Yo la envolví con mi cuerpo, cerré los ojos respirando el aroma de su piel y sintiendo su calor me quedé dormido como un bebé, escuchando de fondo el constante zumbido del tráfico que cruza de Queens a Manhattan y el latido de su corazón, al compás del mío.
Así fue. La solución llegó días después. Charlie, mi madre, nos ofreció la oportunidad de promocionar la Academia de Artes Escénicas Charmaine Moore, dedicada a la memoria de la madre de Pocket, que casi había sido una madre para mí de niño, cuando la mía se fue a probar fortuna a Hollywood abandonando a mi padre alcohólico.
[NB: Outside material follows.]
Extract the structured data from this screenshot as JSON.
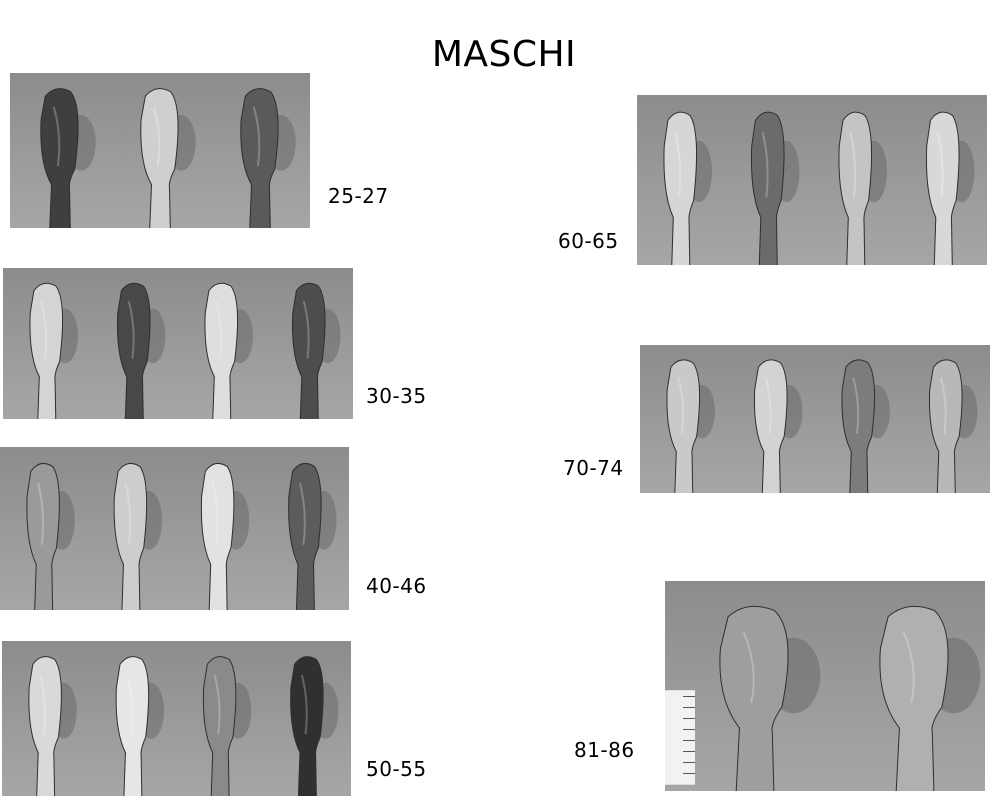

El único inconveniente era que la gala en la que íbamos a participar para intentar recaudar fondos privados era en la embajada americana en Venecia, al otro lado del mundo. Charlie había movido los hilos entre sus amistades del mundo del cine para conseguirlo y nos había incluido en aquella fiesta que tenía que ver con el famoso festival de cine casi centenario que se celebraba en Venecia.
—¿Y por qué no me lleváis con vosotros? Cuando era niña lo hacíais —dijo Charlotte.
—No, chérie. Ya no lo eres y tienes que ser responsable. Estás a final de curso y debes quedarte aquí. Primero son tus estudios —dijo Frank.
—¡Pero yo quiero ir a Venecia, mamá! —se quejó Charlotte amargamente.
Frank me miró para que interviniera.
—Solo va a ser un fin de semana y no son unas vacaciones. Vamos por negocios.
—No os molestaré. Venga… —dijo haciendo un puchero.
—No, Charlotte. La abuela está de vuelta en Los Ángeles, así que te quedarás con Jalissa, como siempre. Ya está decidido —dije intentando zanjar la situación.
—¡Es injusto! ¡Me tratáis como a una cría! —gritó Charlotte.
Nuestra hija mayor bufó de rabia y se metió en su habitación dando un portazo.